Tom is in love with his neighbour, Sophie Western (Susannah York), whose father, Squire Western (Hugh Griffith), would never consent to their marrying since Tom is a bastard who lives on the charity of Allworthy, though he likes Tom well enough as a person. As if this weren’t enough of an obstacle for a romance, there is also the fact of Tom’s many dalliances, which Sophie never fails to discover. Though Tom’s love for Sophie is true, as the Narrator explains, “Tom had always thought that any woman was better than none.” Meaning that since he can’t have the virtuous Sophie, he’ll happily allow his affections to be diverted temporarily by the low born (and very willing) Molly Seagrim (Diane Cilento) or any other woman who happens to come along.

Things are going well enough for Tom until Blifil is able to manipulate Allworthy into believing that Tom is a scoundrel, leading to Tom being exiled from house and home. He takes to the road where he has many adventures, marching for a brief time with a band of soldiers, getting into fights, rescuing and later bedding a woman named Mrs. Waters – who, uh oh, turns out to be Jenny Jones – finding Mr. Partridge, who reveals that he is not Tom’s father, becoming the kept man of Lady Ballaston (Joan Greenwood), and being framed for attempted murder and sentenced to hang. But, don’t worry; it all works out (even that pesky little incest issue).

Tom Jones is a story of lust and appetite – in one scene in particular those two themes converge as Tom and Mrs. Waters gorge themselves on a large meal while gazing at each other amorously. But Tom isn’t simply a glutton for sex and food; his appetite extends to life itself and all the experiences it presents. When he’s cast out of his home, he’s not happy about it, but he seizes the opportunity for adventure with an open mind and a positive attitude. As portrayed by Finney, Tom is never a character who feels sorry for himself or wallows in misfortune; he rolls with the punches and carries on, prepared to take life as it comes.
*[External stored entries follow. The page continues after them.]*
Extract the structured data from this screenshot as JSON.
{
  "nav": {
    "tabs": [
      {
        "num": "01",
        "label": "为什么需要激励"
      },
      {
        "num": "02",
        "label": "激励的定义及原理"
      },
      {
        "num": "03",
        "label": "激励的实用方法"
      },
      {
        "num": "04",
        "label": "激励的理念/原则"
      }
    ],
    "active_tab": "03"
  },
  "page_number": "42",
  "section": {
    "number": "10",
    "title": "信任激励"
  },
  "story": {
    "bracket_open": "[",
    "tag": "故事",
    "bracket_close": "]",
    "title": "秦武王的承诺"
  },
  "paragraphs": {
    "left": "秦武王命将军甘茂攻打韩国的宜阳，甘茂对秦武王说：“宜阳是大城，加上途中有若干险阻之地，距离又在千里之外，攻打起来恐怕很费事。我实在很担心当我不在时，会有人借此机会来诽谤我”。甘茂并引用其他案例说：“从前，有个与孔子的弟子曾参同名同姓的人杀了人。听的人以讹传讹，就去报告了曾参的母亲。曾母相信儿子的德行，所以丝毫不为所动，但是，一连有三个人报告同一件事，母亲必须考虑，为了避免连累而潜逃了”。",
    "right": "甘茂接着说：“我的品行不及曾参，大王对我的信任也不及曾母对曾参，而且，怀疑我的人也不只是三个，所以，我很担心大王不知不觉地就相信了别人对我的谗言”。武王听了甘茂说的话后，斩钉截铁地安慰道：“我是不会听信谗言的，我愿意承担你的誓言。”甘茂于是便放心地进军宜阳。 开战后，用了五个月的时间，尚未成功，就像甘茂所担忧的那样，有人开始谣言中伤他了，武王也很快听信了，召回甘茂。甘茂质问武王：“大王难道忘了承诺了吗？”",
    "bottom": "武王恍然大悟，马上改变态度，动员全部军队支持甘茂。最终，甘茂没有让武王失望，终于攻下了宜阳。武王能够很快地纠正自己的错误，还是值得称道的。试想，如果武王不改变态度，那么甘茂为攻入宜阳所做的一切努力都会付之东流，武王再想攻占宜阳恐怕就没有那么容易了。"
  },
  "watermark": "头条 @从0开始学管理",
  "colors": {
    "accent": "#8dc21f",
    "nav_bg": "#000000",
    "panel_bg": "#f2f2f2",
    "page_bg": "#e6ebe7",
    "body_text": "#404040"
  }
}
Adapting the story from the massive novel of the same name by Henry Fielding, screenwriter John Osborne does an excellent job at compressing the narrative while still retaining the spirit of the source material. Like the novel, this is a very joyful endeavour, a celebration of all that life has to offer. Director Tony Richardson nurtures that spirit in various ways, including frequent breaking of the fourth wall, cheeky asides from the Narrator, and a delightful opening sequence that unfolds as a silent film prologue. The only real criticism that I have of the film is the cinematography, which sometimes seems murky at best, ugly at worst. This may simply be a result of the film’s age, rather than the fault of cinematographer Walter Lassally, but it does detract a little bit from the film. Still, Tom Jones is a really fun, clever movie and I highly recommend it.